2. Function Definitions: Several functions are defined for use in the script. These include:
   • say_hello(): This function prints a greeting message when the script is run.
   • get_now_datetime_str(): This function returns the current date and time as a formatted string.
   • check_key_file_exists(): This function checks if the public key file for encryption exists. If it doesn't, the script exits.
   • dump_database(): This function uses the pg_dump command to create a dump of the PostgreSQL database, compresses the dump using gzip, and then encrypts the compressed dump using openssl. The encrypted dump is then saved to a temporary file.
   • get_drive_service(): This function creates and returns a Google Drive service client, which is used to interact with the Google Drive API.
   • upload_dump_to_drive(): This function uploads the encrypted database dump to Google Drive. The file metadata (including the file name and the ID of the parent Google Drive folder) and the file content are specified in the request. After the file is uploaded, the function prints the ID of the uploaded file.
   • remove_temp_files(): This function removes the temporary file containing the encrypted database dump.
3. Main Program: The main part of the script (under if __name__ == "__main__":) calls the functions defined above in the correct order. First, it prints a greeting message, checks if the public key file exists, creates a database dump, uploads the dump to Google Drive, and finally removes the temporary file.

Here's how the script works:

1. Environment Variables: The script starts by setting up several environment variables, including the hostname of the database, the database name, the database user, the Google Drive folder ID where the backup is stored, and the file path to the private key used for decryption.
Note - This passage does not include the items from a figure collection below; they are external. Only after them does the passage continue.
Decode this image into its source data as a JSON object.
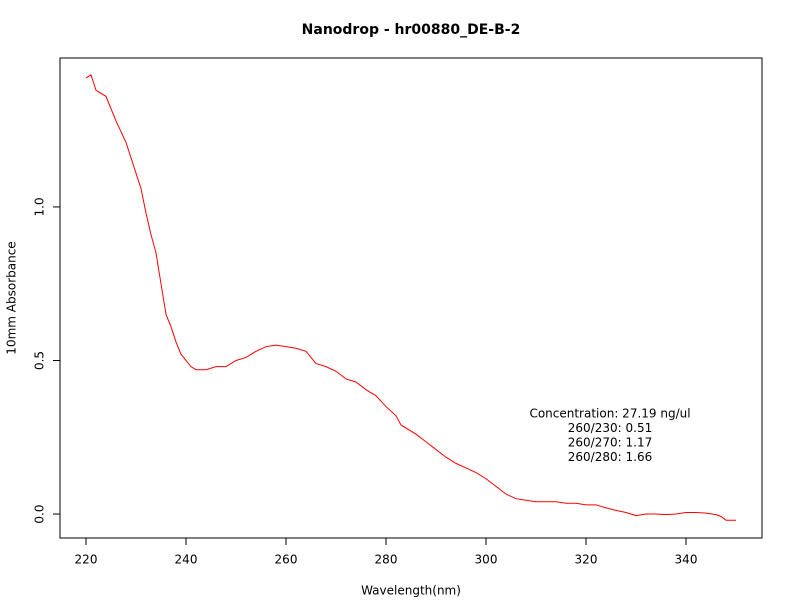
{
  "chart_data": {
    "type": "line",
    "title": "Nanodrop - hr00880_DE-B-2",
    "x_label": "Wavelength(nm)",
    "y_label": "10mm Absorbance",
    "annotations": [
      "Concentration: 27.19 ng/ul",
      "260/230: 0.51",
      "260/270: 1.17",
      "260/280: 1.66"
    ],
    "x": [
      220,
      221,
      222,
      224,
      226,
      228,
      230,
      231,
      232,
      233,
      234,
      235,
      236,
      237,
      238,
      239,
      240,
      241,
      242,
      244,
      246,
      248,
      250,
      252,
      254,
      256,
      258,
      260,
      262,
      264,
      266,
      268,
      270,
      272,
      274,
      276,
      278,
      280,
      282,
      283,
      286,
      288,
      290,
      292,
      294,
      296,
      298,
      300,
      302,
      304,
      306,
      308,
      310,
      312,
      314,
      316,
      318,
      320,
      322,
      324,
      326,
      328,
      330,
      332,
      334,
      336,
      338,
      340,
      342,
      344,
      346,
      347,
      348,
      350
    ],
    "series": [
      {
        "name": "Absorbance",
        "color": "#ff0000",
        "values": [
          1.42,
          1.43,
          1.38,
          1.36,
          1.28,
          1.21,
          1.11,
          1.06,
          0.98,
          0.91,
          0.85,
          0.75,
          0.65,
          0.61,
          0.56,
          0.52,
          0.5,
          0.48,
          0.47,
          0.47,
          0.48,
          0.48,
          0.5,
          0.51,
          0.53,
          0.545,
          0.55,
          0.545,
          0.54,
          0.53,
          0.49,
          0.48,
          0.465,
          0.44,
          0.43,
          0.405,
          0.385,
          0.35,
          0.32,
          0.29,
          0.26,
          0.235,
          0.21,
          0.185,
          0.165,
          0.15,
          0.135,
          0.115,
          0.09,
          0.065,
          0.05,
          0.045,
          0.04,
          0.04,
          0.04,
          0.035,
          0.035,
          0.03,
          0.03,
          0.02,
          0.012,
          0.005,
          -0.005,
          0,
          0,
          -0.002,
          0,
          0.005,
          0.005,
          0.003,
          -0.002,
          -0.008,
          -0.02,
          -0.02
        ]
      }
    ],
    "xlim": [
      214.8,
      355.2
    ],
    "ylim": [
      -0.078,
      1.485
    ],
    "xticks": [
      220,
      240,
      260,
      280,
      300,
      320,
      340
    ],
    "yticks": [
      {
        "value": 0,
        "label": "0.0"
      },
      0.5,
      {
        "value": 1,
        "label": "1.0"
      }
    ]
  }
}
2. Database Connection: The script establishes a connection to the PostgreSQL database.
3. Function Definitions: The script defines several functions that are used to restore the database:
   • say_hello(): Prints a greeting message to the console.
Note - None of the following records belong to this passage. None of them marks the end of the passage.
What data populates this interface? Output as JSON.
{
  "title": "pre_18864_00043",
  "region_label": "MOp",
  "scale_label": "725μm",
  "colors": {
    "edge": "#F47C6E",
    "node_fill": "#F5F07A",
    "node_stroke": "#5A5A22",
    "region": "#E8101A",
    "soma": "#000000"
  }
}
   • check_hostname(): Checks the hostname of the current server. The script will stop execution if the hostname does not start with 'loader-' or end with '.local'.
   • check_key_file_exists(): Checks if the private key file for decryption exists. If not, the script stops.
   • get_drive_service(): Creates and returns a Google Drive service client, which is used to interact with the Google Drive API.
   • get_last_backup_filename(): Lists the files in the Google Drive folder and finds the most recent file, returning its name.
   • download_s3_file(filename): Removes any existing file with the same name as the database dump, then downloads the specified file from Google Drive.
   • unencrypt_database(): Decrypts the downloaded database dump using openssl.
   • unzip_database(): Unzips the decrypted database dump.
   • clear_database(): Clears the current database state by dropping all tables.
   • load_database(): Loads the unzipped database dump into the PostgreSQL database.
   • remove_temp_files(): Removes the temporary file containing the encrypted database dump.
   • _get_all_db_tables(): Helper function that returns a list of all table names in the public schema of the database.
   • _silent_remove_file(filename): Helper function that removes a specified file without throwing an error if the file does not exist.
4. Main Program: The main part of the script (under if __name__ == "__main__":) calls the defined functions in the correct order. It prints a greeting message, checks the hostname and if the private key file exists, downloads the most recent backup file from Google Drive, decrypts and unzips the downloaded file, clears the database, loads the unzipped dump into the database, and finally, removes the temporary file.